Because of the persistence of such stories, Chapter 1 questions the modern-day acceptance and reliance of a view of human beings that have an identity that is purely based upon cognitive thought and which is solely brain-centred. Such a view of embodiment – of how a person experiences the relationship they have with their body – is an ideology inherited from the 18th-century philosopher Descartes. Cartesian Dualism stresses ‘I think, therefore I am’ and medical procedures such as organ transplantation as being dependent on a split between a personal identity and body materiality. However, other philosophical positions, such as phenomenology based on the work of Merleau-Ponty, suggests that ‘I am, therefore I think’ and that embodiment is the co-existence of subjectivity and corporeality.

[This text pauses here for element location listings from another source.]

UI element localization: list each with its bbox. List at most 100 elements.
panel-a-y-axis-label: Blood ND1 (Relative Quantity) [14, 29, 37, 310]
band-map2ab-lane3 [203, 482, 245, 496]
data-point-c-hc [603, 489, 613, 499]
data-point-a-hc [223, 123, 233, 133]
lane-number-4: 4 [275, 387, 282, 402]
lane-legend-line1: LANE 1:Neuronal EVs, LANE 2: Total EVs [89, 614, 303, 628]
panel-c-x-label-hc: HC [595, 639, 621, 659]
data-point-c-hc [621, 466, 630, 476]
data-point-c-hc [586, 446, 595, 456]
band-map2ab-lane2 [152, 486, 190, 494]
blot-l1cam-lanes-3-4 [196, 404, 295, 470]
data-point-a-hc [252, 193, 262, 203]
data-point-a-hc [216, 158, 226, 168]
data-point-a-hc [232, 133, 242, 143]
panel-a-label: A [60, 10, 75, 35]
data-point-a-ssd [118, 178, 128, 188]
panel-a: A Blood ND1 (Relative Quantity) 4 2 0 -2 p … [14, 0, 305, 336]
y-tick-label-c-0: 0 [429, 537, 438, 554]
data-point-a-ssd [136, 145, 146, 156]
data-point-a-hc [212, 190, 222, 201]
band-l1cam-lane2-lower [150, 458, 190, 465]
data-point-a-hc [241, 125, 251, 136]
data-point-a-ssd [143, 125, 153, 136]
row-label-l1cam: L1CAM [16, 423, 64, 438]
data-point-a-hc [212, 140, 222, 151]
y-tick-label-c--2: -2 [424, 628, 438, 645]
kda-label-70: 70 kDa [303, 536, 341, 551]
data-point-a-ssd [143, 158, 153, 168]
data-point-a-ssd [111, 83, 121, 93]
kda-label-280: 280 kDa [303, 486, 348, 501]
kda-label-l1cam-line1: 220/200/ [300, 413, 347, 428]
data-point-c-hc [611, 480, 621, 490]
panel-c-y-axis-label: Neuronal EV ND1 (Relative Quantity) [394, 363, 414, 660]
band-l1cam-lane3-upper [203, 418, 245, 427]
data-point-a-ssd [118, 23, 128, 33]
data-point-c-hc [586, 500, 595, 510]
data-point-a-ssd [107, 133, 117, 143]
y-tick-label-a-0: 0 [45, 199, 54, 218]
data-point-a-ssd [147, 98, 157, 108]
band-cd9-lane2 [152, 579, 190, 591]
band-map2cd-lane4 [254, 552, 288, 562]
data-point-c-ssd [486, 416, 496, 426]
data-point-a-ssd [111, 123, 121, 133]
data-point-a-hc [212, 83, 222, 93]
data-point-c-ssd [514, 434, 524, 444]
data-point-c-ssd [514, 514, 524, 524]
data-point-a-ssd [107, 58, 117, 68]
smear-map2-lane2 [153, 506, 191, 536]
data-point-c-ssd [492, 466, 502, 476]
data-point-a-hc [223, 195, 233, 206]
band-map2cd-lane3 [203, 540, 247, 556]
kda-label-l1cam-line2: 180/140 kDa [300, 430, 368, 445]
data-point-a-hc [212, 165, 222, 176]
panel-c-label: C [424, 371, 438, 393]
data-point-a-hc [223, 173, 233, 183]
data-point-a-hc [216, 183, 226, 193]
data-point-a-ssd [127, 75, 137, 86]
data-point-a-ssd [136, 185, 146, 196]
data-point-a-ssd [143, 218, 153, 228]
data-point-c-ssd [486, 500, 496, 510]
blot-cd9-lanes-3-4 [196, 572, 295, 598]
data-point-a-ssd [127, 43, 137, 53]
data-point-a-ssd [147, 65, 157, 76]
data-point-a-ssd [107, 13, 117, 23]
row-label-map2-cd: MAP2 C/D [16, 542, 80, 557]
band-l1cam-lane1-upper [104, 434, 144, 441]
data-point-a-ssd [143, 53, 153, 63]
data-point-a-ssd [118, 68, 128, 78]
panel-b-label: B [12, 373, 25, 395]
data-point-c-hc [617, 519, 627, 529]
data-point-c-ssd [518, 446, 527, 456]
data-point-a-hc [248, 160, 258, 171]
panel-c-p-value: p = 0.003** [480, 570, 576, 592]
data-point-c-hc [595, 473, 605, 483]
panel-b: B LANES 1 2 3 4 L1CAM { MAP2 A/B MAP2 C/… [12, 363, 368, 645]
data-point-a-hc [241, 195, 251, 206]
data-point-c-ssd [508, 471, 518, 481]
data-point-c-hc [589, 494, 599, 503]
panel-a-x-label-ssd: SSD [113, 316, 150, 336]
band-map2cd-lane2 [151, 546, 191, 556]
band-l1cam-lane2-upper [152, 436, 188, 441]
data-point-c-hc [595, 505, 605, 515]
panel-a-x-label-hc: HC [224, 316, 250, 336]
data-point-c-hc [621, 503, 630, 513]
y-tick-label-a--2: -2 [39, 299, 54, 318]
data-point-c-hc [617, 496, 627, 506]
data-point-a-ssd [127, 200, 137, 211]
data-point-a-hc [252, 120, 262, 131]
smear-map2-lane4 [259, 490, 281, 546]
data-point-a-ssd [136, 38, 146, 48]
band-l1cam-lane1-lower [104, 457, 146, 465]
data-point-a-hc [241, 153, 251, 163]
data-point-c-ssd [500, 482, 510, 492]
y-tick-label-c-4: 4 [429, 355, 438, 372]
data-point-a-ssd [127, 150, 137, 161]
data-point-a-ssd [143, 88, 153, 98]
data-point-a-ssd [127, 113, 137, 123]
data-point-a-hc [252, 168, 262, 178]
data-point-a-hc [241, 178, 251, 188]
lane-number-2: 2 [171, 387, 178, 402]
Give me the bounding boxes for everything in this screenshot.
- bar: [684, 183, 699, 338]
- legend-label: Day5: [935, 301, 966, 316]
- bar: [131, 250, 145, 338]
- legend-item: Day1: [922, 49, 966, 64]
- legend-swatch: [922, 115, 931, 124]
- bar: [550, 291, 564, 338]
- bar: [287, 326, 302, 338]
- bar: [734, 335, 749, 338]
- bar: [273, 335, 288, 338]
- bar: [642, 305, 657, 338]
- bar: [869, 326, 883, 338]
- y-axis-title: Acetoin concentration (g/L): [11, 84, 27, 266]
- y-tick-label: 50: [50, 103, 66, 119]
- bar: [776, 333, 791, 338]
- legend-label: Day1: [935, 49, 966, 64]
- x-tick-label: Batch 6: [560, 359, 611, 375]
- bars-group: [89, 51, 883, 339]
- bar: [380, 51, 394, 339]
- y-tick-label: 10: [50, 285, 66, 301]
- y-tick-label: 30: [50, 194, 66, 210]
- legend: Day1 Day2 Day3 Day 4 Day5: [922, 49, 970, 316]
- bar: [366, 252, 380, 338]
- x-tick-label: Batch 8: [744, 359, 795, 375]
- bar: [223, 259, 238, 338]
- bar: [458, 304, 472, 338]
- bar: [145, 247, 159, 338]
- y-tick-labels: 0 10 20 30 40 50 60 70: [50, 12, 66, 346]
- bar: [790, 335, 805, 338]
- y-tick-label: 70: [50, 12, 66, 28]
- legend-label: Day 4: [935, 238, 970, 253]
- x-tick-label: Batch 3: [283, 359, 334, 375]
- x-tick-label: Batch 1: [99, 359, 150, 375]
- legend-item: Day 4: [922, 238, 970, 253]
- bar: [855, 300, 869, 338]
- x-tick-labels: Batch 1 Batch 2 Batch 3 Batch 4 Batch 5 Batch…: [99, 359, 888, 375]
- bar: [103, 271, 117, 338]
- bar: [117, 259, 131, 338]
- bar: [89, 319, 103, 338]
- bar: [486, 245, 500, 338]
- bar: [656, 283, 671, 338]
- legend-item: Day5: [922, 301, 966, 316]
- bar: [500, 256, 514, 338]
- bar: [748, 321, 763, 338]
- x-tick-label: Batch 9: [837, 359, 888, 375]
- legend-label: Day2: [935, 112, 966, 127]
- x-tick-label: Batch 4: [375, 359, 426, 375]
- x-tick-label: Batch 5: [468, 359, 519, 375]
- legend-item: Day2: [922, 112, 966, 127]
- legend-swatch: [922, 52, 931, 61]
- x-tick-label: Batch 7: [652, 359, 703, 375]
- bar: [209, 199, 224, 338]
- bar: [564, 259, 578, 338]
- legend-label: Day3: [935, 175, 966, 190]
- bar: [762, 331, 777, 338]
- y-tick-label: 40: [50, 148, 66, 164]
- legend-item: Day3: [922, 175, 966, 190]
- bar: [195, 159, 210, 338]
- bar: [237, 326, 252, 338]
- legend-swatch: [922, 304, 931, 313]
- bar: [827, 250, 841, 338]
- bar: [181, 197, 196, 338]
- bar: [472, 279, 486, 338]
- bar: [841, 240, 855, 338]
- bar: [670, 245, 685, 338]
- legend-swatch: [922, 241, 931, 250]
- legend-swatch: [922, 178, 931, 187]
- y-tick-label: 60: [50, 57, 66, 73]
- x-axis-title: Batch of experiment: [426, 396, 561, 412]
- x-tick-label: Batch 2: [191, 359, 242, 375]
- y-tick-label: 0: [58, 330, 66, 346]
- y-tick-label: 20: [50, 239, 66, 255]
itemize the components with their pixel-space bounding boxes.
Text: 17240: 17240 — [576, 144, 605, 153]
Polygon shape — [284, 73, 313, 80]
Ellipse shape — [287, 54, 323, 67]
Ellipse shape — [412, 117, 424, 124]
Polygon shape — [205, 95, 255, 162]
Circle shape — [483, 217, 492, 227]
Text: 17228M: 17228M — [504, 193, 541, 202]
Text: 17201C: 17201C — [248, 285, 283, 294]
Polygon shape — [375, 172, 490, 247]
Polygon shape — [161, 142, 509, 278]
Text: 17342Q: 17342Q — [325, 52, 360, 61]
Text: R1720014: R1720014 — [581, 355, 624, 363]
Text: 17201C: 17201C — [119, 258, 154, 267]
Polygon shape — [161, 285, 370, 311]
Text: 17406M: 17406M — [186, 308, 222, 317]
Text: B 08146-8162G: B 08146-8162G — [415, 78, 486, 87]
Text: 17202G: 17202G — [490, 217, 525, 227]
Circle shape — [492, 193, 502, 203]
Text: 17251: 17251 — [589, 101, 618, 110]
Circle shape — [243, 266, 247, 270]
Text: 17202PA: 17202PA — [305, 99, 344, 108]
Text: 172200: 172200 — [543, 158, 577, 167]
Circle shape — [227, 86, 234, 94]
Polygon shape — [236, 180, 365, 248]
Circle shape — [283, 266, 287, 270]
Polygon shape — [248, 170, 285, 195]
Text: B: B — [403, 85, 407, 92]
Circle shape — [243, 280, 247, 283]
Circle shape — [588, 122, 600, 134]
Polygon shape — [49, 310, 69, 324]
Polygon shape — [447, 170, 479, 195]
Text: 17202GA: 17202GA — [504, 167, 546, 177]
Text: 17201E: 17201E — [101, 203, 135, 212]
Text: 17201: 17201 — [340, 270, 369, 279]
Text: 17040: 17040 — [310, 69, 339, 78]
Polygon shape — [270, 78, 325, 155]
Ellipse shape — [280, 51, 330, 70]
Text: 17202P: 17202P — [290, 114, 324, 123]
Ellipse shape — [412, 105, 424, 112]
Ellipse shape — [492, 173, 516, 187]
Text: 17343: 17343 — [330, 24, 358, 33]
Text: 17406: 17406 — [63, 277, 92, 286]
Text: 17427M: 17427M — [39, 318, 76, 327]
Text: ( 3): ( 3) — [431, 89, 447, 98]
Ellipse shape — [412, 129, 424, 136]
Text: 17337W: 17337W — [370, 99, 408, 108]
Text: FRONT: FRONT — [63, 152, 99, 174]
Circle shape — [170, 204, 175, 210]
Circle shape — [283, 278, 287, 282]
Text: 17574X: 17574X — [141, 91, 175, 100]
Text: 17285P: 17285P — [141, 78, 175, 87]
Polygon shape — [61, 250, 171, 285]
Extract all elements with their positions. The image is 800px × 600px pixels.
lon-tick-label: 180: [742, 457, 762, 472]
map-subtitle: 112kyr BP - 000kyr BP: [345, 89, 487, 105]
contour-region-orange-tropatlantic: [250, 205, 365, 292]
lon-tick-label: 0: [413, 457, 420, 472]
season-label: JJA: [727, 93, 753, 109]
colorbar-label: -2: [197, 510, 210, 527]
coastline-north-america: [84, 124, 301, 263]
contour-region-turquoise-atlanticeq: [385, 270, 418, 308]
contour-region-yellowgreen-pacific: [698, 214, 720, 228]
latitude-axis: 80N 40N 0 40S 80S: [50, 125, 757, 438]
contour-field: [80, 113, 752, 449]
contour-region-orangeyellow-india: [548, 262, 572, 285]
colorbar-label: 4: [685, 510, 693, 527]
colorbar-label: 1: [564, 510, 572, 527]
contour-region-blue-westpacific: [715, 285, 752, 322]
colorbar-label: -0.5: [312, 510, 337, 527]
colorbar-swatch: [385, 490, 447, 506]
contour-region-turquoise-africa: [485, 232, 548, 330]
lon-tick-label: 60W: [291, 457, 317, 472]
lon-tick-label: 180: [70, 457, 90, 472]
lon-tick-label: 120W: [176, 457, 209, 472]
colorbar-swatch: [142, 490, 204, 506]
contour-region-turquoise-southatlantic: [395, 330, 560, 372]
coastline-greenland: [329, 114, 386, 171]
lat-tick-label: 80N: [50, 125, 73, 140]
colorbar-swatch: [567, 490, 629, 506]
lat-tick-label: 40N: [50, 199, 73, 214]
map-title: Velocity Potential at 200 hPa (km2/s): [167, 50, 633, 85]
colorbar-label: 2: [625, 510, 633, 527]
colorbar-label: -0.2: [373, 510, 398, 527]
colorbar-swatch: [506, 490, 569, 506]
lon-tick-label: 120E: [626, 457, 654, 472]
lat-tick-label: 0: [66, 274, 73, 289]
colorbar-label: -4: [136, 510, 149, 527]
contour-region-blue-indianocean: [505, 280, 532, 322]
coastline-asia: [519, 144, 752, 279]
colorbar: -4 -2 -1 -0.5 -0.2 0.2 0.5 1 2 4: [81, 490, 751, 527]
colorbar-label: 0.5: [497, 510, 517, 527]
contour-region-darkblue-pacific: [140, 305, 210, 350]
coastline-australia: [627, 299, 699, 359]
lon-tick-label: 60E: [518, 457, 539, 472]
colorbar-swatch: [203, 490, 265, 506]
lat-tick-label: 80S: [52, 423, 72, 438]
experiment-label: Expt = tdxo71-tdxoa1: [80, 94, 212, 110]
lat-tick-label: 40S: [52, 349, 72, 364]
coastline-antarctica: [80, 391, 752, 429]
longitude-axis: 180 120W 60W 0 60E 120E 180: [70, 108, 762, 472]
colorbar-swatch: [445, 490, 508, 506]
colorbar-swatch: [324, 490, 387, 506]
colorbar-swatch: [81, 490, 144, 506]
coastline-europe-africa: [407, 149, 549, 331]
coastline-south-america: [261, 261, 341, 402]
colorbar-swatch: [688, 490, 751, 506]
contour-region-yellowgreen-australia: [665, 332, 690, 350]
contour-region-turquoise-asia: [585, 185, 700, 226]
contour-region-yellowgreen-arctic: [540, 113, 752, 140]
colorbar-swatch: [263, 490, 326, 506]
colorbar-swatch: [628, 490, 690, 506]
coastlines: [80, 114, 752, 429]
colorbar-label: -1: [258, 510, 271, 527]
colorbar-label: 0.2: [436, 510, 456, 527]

Body modification through transplantation (or amputation) also creates a situation when the body, mostly ignored in daily life, becomes present or an ‘absent absence’ (Leder, 1990). Awareness of embodiment as ambiguous may be created as the precondition for separation of the body from the person implies that there was unity prior to reflection ‒ I have a body and I am a body. By centring this in terms of a body that has an inside and an outside in social and cultural terms leads to understanding why some organs are said to be ‘male’ or ‘female’.
If you had to choose between animal, mechanical and human materials to replace, repair or regenerate the human body, what would you choose? If people were made to make such a hypothetical choice, what would their choices reveal about the experience of being embodied? Given that these are socially and culturally meaningful materials, how do such beliefs interact with experiences of embodiment?
In order to explore such questions, a small focus group study was undertaken followed by a large-scale representative survey making participants and respondents rank their most preferred options from a list: human 3-D bioprinted organs constructed from cells of the recipient; an organ from a known living organ donor; an organ from a deceased stranger, a mechanical device and finally an organ from a pig (a procedure known as xenotransplantation).
Findings clearly show that all the human options are most preferred for various reasons; one of which was reducing the possible risk of subjectivity alteration that came with xenotransplantation. This was therefore also part of the reason as to why non-human animal transplantation was the least wanted option. Using Sanner’s (2001) theory of ‘contamination’ as an important reference helps understand how meanings attached to organic material are porous and transcend biological boundaries between bodies. Narratives about xenotransplantation and human organ donation therefore are able through contamination processes to modify the recipient’s body and alter subjectivity. Despite these narratives of alterations occurring on the inside of the body, this problematizes the individual’s body and her identity; changing what she is inside and altering who she is on the outside.
At a point in-between these two extremes of human and non-human animal were mechanical implants, and being ‘for’ or ‘against’ mechanical implants appeared connected to fears about technology breaking and malfunctioning as well as concerns about having a ‘foreign’ device in the body.